In recent years, there have been several studies that have involved the training of CHWs to prevent and manage CVDs and risk factors in LMICs, while the authors are aware that a number of others are in progress [36, 37]. None of these studies has provided details about the effectiveness of the training or has published their training materials. With the expanding role of CHWs, which now also includes the prevention and management of NCDs, there is a need for effective training materials and methods to train them appropriately. At a health system level, it is important that CHWs have a defined job description, good supervision and appropriate remuneration. They should also have regular training and retraining which is evaluated and supported by appropriate supervision.

Strengths and limitations

The primary strength of this study is the use of the Kirkpatrick’s four level evaluation model [18] to assess not only the effectiveness of the training program in changing knowledge scores, but also in the assessment of behaviour change, motivation and reaction to the training. Like most feasibility studies, our main limitation is the relatively small number of ASHAs included and the relatively short duration of the intervention. A statistically significant improvement was detected in West Godavari (seven ASHAs) only. There were trends for improvement in the other two sites, so given the small sample sizes; the absence of a detectable effect could reflect type II error. Moreover, the relatively poor baseline levels of knowledge in West Godavari may have resulted in a larger effect size. We did not assess the knowledge level of ASHAs in the control group, and so are unable to exclude other factors that may have influenced knowledge. Nevertheless, we developed a culturally adapted CVD training program for ASHAs, and have made these materials publicly available for others to use (at Figshare). Most LMICs have a health workforce similar to ASHAs, such as Barangay health workers in Philippines, Lady health workers in Pakistan, and Shastho Shebikas in Bangladesh. These countries face similar challenges in terms of disease burden and access to healthcare [38] and hence, could potentially use culturally adapted training strategies and the available workforce to increase health-care access for managing hypertension.

Conclusions

In summary, we demonstrate that training ASHAs for management of hypertension is feasible and leads to change in knowledge, skills and motivation. Our findings emphasise the need for culturally appropriate training materials for NCDs and their risk factors, which can be delivered using interactive and innovative methods. To get a better picture of the effectiveness of training, using frameworks such as the Kirkpatrick model [18] is important; since these models do not focus on a single outcome measure and emphasise the importance of using multiple measures for the evaluation of training, thereby allowing more comprehensive comparison and interpretation of training outcomes.
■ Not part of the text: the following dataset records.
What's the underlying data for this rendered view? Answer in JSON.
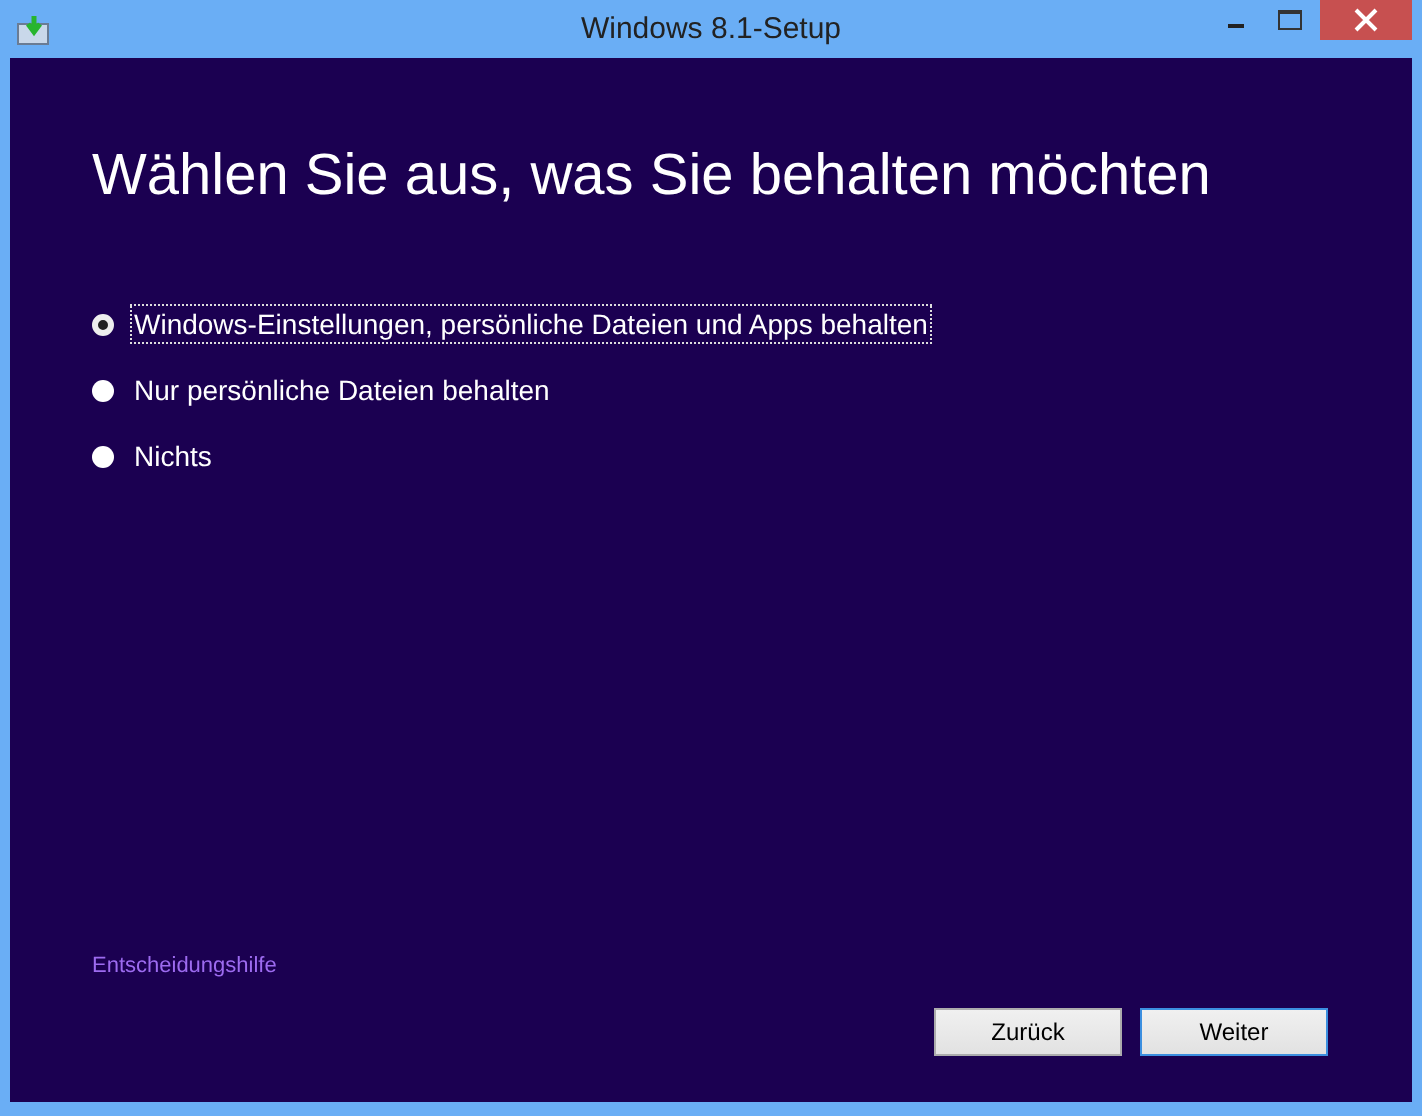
{
  "window": {
    "title": "Windows 8.1-Setup"
  },
  "heading": "Wählen Sie aus, was Sie behalten möchten",
  "options": [
    {
      "label": "Windows-Einstellungen, persönliche Dateien und Apps behalten",
      "selected": true
    },
    {
      "label": "Nur persönliche Dateien behalten",
      "selected": false
    },
    {
      "label": "Nichts",
      "selected": false
    }
  ],
  "help_link": "Entscheidungshilfe",
  "buttons": [
    {
      "label": "Zurück",
      "default": false
    },
    {
      "label": "Weiter",
      "default": true
    }
  ]
}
Use of these models also draws attention to the learning transfer process and the behavioural change of the trainee to achieve the desired outcome of the training [39]. Future studies might be best focussed on assessment of the appropriate time and methods for re-training. In the era of technology, where most of the ASHAs had access to mobile phones, technology could also potentially be used for re-training or sending reminders. Use of these devices could also reduce the cost and time of training [40] and improve the overall performance and quality of care provided [41]. Changes in the health system, such as career opportunities for ASHAs, performance based incentives delivered on time, and innovative training techniques would help improve the morale of this rural community based health workforce.